NOTAS AL MARGEN
David Fernández
Un milagro por Navidad: salvemos al país
No soy artista, decía John Ford de sí, tras establecer la gramática del cine. Hacer westerns, en su caso, no era un acto de creación sino de reinvención épica de una Nación surgida años atrás, en el Este americano, como un pacto sobre la tierra entre unos protestantes y Dios, al estilo del Antiguo Testamento. Nacida con el pecado original de la esclavitud, la Nación, para ser una, necesitó una Guerra Civil dirimida casi al mismo tiempo en que se abría a su destino el Oeste, es decir, las tierras que fueron de la Nueva España, fugazmente mexicanas. El cine de Ford, quien veneraba a Lincoln, fue clemente con los confederados que lucharon por su cultura de la propiedad sobre los negros. Les redimió a través de una estética, de un paisaje y de otro antagonista: los indios. Su gran western sobre el indio es The Searchers, la Odisea de los USA. Centauros del desierto, su título en español, es claramente superior. ¿Quiénes eran centauros? No lo es John Wayne, Ethan, un confederado consagrado tras la derrota a encontrar a su sobrina Debbie, raptada y criada por los indios. Aquellas bestias con tronco de hombre, jinetes fundidos al caballo español, son comanches, centauros de una geografía también hispana, extendida por Texas y Colorado, por Utah y Nuevo México, allí donde Ethan encuentra a su sobrina y duda en matarla al verla hecha india. En el cine español no hay género indiano, es un imposible. No obstante, una estética campesina del bajo Guadalquivir atraviesa todo western, donde el cantinero o la puta a menudo hablan una lengua extrañada, la nuestra. El envés del western es un género sobre el exterminio indígena. Los indios en Centauros, la obra total, caen como animales. Ethan dispara a los ojos a un cadáver comanche recién exhumado para privarle de ver el cielo y hay un primer plano del jefe Cicatriz, hierático, que pone en duda su naturaleza humana.
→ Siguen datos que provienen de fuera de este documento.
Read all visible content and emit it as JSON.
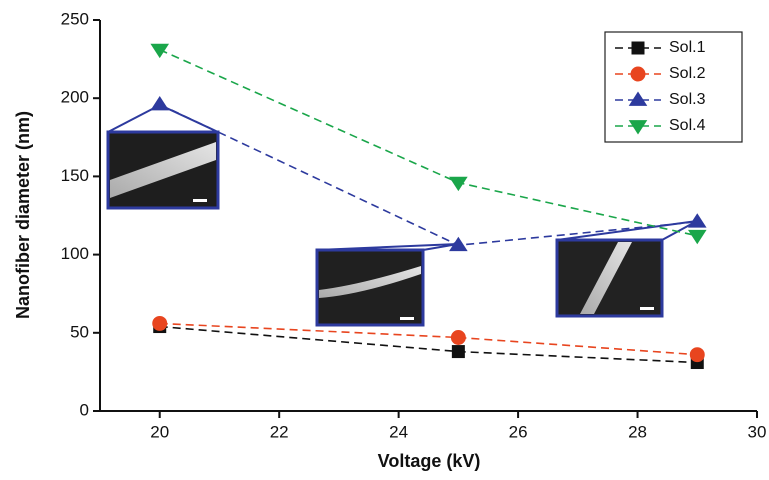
{
  "chart_data": {
    "type": "line",
    "x_label": "Voltage (kV)",
    "y_label": "Nanofiber diameter (nm)",
    "x": [
      20,
      25,
      29
    ],
    "series": [
      {
        "name": "Sol.1",
        "color": "#111111",
        "marker": "square",
        "values": [
          54,
          38,
          31
        ]
      },
      {
        "name": "Sol.2",
        "color": "#e8451f",
        "marker": "circle",
        "values": [
          56,
          47,
          36
        ]
      },
      {
        "name": "Sol.3",
        "color": "#2d3a9e",
        "marker": "triangle-up",
        "values": [
          196,
          106,
          121
        ]
      },
      {
        "name": "Sol.4",
        "color": "#1aa64a",
        "marker": "triangle-down",
        "values": [
          231,
          146,
          112
        ]
      }
    ],
    "xlim": [
      19,
      30
    ],
    "xticks": [
      20,
      22,
      24,
      26,
      28,
      30
    ],
    "ylim": [
      0,
      250
    ],
    "yticks": [
      0,
      50,
      100,
      150,
      200,
      250
    ],
    "line_style": "dashed",
    "legend": "upper right"
  }
}
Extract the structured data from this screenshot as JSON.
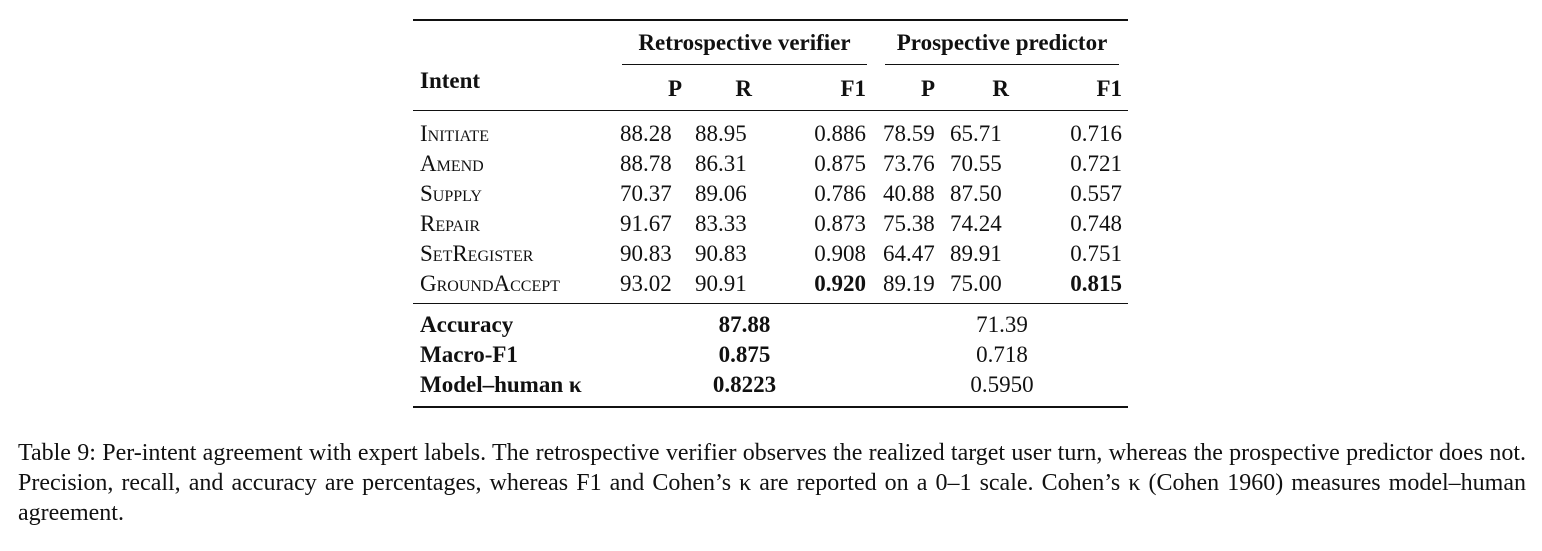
{
  "table": {
    "header": {
      "intent": "Intent",
      "groups": [
        "Retrospective verifier",
        "Prospective predictor"
      ],
      "columns": [
        "P",
        "R",
        "F1",
        "P",
        "R",
        "F1"
      ]
    },
    "rows": [
      [
        "Initiate",
        "88.28",
        "88.95",
        "0.886",
        "78.59",
        "65.71",
        "0.716"
      ],
      [
        "Amend",
        "88.78",
        "86.31",
        "0.875",
        "73.76",
        "70.55",
        "0.721"
      ],
      [
        "Supply",
        "70.37",
        "89.06",
        "0.786",
        "40.88",
        "87.50",
        "0.557"
      ],
      [
        "Repair",
        "91.67",
        "83.33",
        "0.873",
        "75.38",
        "74.24",
        "0.748"
      ],
      [
        "SetRegister",
        "90.83",
        "90.83",
        "0.908",
        "64.47",
        "89.91",
        "0.751"
      ],
      [
        "GroundAccept",
        "93.02",
        "90.91",
        "0.920",
        "89.19",
        "75.00",
        "0.815"
      ]
    ],
    "summary": [
      [
        "Accuracy",
        "87.88",
        "71.39"
      ],
      [
        "Macro-F1",
        "0.875",
        "0.718"
      ],
      [
        "Model–human κ",
        "0.8223",
        "0.5950"
      ]
    ]
  },
  "caption": "Table 9: Per-intent agreement with expert labels. The retrospective verifier observes the realized target user turn, whereas the prospective predictor does not. Precision, recall, and accuracy are percentages, whereas F1 and Cohen’s κ are reported on a 0–1 scale. Cohen’s κ (Cohen 1960) measures model–human agreement."
}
López Obrador reclamó a Felipe VI disculpas por la conquista de México. En el Rancho de Izaguirre, Teuchitlán, se ha hallado un horno crematorio para exterminar a púberes no válidos para el sicariato, sin mucha conmoción por parte de Claudia Sheinbaum, la presidenta mexicana. Son más de 120.000 las desapariciones forzadas en México. Todas las gentes del mundo son hombres, dijo Bartolomé de las Casas, obispo de Chiapas, hace cinco siglos, para afirmar el alma de los indios frente a nuestra barbarie encomendera. Hoy la redención pasa por ver en el desaparecido del Rancho de Izaguirre lo mismo que en el rostro del jefe Cicatriz: a nuestro semejante, a nuestro hermano.